O que é a Circular SUSEP N° 125, de 21 de março de 2000?
A Circular SUSEP N° 125, de 21 de março de 2000, dispõe sobre as agências classificadoras e classificações mínimas para resseguradores admitidos e eventuais, além de outras providências relacionadas ao setor de seguros e resseguros no Brasil.
O que ocorre se um ressegurador readquirir a qualificação mínima aceita no País?
Se um ressegurador readquirir a qualificação mínima aceita no País, as operações de resseguro em vigor poderão ser renovadas no seu vencimento, observadas as normas em vigor.
O que acontece se um ressegurador admitido não atender ao requisito de qualificação mínima?

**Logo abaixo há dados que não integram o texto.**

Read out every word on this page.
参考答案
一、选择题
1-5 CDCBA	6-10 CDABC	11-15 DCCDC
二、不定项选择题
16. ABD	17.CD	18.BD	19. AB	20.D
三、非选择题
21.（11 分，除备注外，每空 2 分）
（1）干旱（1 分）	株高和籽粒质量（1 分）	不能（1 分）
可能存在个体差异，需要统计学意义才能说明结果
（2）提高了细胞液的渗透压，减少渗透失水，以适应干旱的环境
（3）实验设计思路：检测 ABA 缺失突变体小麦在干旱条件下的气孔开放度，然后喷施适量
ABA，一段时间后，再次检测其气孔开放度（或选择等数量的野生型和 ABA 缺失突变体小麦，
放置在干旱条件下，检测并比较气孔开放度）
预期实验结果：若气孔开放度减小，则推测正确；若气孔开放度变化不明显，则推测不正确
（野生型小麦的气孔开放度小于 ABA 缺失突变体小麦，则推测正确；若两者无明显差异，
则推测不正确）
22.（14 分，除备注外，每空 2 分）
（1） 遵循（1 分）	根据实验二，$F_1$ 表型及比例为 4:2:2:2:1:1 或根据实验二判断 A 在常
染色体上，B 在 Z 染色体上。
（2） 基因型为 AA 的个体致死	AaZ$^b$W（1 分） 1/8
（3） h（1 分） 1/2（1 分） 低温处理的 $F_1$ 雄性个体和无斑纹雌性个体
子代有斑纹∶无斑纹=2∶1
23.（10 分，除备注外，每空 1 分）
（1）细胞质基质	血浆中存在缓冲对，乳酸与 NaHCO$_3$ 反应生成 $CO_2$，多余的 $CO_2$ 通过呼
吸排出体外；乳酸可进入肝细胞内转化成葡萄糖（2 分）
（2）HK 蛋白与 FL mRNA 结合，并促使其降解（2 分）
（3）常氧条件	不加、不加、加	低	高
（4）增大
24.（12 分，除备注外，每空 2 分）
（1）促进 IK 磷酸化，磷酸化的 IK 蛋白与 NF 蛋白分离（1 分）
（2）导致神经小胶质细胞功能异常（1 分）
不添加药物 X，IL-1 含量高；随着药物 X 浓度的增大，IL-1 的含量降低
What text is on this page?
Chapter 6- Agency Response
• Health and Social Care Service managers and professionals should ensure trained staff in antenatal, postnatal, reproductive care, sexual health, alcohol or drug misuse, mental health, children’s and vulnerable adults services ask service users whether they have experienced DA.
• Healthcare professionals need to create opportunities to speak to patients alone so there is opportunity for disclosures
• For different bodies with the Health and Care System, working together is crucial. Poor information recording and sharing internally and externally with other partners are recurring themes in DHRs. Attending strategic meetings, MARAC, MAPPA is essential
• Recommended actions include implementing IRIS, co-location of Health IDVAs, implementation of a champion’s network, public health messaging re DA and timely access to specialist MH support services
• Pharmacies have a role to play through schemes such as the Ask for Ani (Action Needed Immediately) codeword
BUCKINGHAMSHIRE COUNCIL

A SUSEP cancelará sumariamente o registro do ressegurador admitido que não atender ao requisito de qualificação mínima. As operações de resseguro em vigor deverão ser encerradas no primeiro vencimento.
O que acontece se a codificação utilizada por uma das agências de classificação for alterada?
Se a codificação utilizada por uma das agências de classificação for alterada, prevalecerá o critério definidor para a qualificação mínima exigida.
O encaminhamento da documentação desobriga o ressegurador do atendimento aos critérios mínimos de classificação estabelecidos?
Não, o encaminhamento da documentação não desobriga o ressegurador do atendimento aos critérios mínimos de classificação estabelecidos.
O que devem comprovar as sociedades seguradoras e os resseguradores locais a qualquer tempo solicitado pela SUSEP?
As sociedades seguradoras e os resseguradores locais devem comprovar o atendimento aos critérios estabelecidos na Circular SUSEP N° 125 quanto aos resseguros ou retrocessões cedidos.
Quais são as agências classificadoras aceitas pela SUSEP para resseguradores admitidos e eventuais?
As agências classificadoras aceitas pela SUSEP são: A. M. Best Company, Duff and Phelps Credit Rating Co., Moody’s Investors Services e Standard & Poor’s.
Qual classificação deve ser considerada se um ressegurador for avaliado por mais de uma agência?
Se um ressegurador for avaliado por mais de uma agência, a classificação a ser considerada será a mínima obtida em quaisquer das agências.
O que devem fazer as cedentes que desejem contratar com ressegurador eventual não classificado pelas agências previstas no art. 2º?
As cedentes devem encaminhar documentação traduzida por tradutor juramentado, se for o caso, contendo critérios e metodologia utilizados pela agência de classificação, de forma detalhada, para análise da SUSEP.
Quando a Circular SUSEP N° 125 entrou em vigor?
A Circular SUSEP N° 125 entrou em vigor na data de início de vigência da Resolução CNSP N° 1, de 14 de janeiro de 2000.
Qual é o período de validade do relatório de classificação para fins da Circular SUSEP N° 125?
O período de validade do relatório de classificação é de um ano, contado da sua emissão.
As cessões de resseguro para resseguradores não enquadrados no disposto no art. 2º são reconhecidas pela SUSEP?
Não, as cessões de resseguro ou retrocessão para resseguradores não enquadrados no disposto no art. 2º não são reconhecidas pela SUSEP.
Qual é a classificação mínima exigida pela SUSEP para resseguradores admitidos e eventuais?
As classificações mínimas exigidas são: B+ pela A. M. Best, BBB- pela Duff and Phelps, Baa3 pela Moody’s e BBB- pela Standard & Poor’s.
O que deve fazer um ressegurador estrangeiro que deseja obter registro como admitido e seja classificado por uma agência não relacionada no art. 2º?
O ressegurador estrangeiro deve encaminhar documentação traduzida por tradutor juramentado, se for o caso, contendo critérios e metodologia utilizados pela agência de classificação, de forma detalhada, para análise da SUSEP.